GUT FAILURE—PREDICTOR OF OR CONTRIBUTOR TO MORTALITY IN MECHANICALLY VENTILATED BLUNT TRAUMA PATIENTS?

Abstract
Thirty-seven ventilator-dependent blunt trauma patients (ISS 36 +/- 15) were randomized at 24 hours after injury to receive parenteral (TPN) (n = 15), enteral (TEN) (n = 12), or parenteral plus enteral (PN/EN) (n = 10) nutrition. The TEN and PN/EN patients had endoscopically placed transpyloric feeding tubes. Patients who had nutritional complications were two TPN (13%), three TEN (25%), and five PN/EN (50%). Enteral complications were tube occlusion (two), failed duodenal intubation (one), patient extubation of feeding tube (one), gastric reflux (two), and abdominal distention (two).

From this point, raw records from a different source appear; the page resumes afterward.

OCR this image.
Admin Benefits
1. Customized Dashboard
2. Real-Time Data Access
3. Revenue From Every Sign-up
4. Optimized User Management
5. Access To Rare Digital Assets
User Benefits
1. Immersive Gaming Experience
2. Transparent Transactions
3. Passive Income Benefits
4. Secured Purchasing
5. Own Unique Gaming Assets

Mortality rates were not different between the groups, but were significantly related to the nutrition-associated complications (p = 0.01): four deaths in ten (40%) with complications and one death in 27 (3.7%) without complications. All four deaths associated with complications occurred in the four with gastric reflux or abdominal distention. No deaths occurred in the other 18 TEN or PN/EN patients (p = 0.0001). Of the four deaths, three were associated with ARDS and respiratory infection (75%). In mechanically ventilated blunt trauma patients, endoscopic transpyloric tube placement and feeding has a substantial failure rate (36%). Intolerance to duodenal feeding has a remarkably high mortality (100%) in patients in whom gut dysfunction may be a manifestation of injury severity or directly affect survival.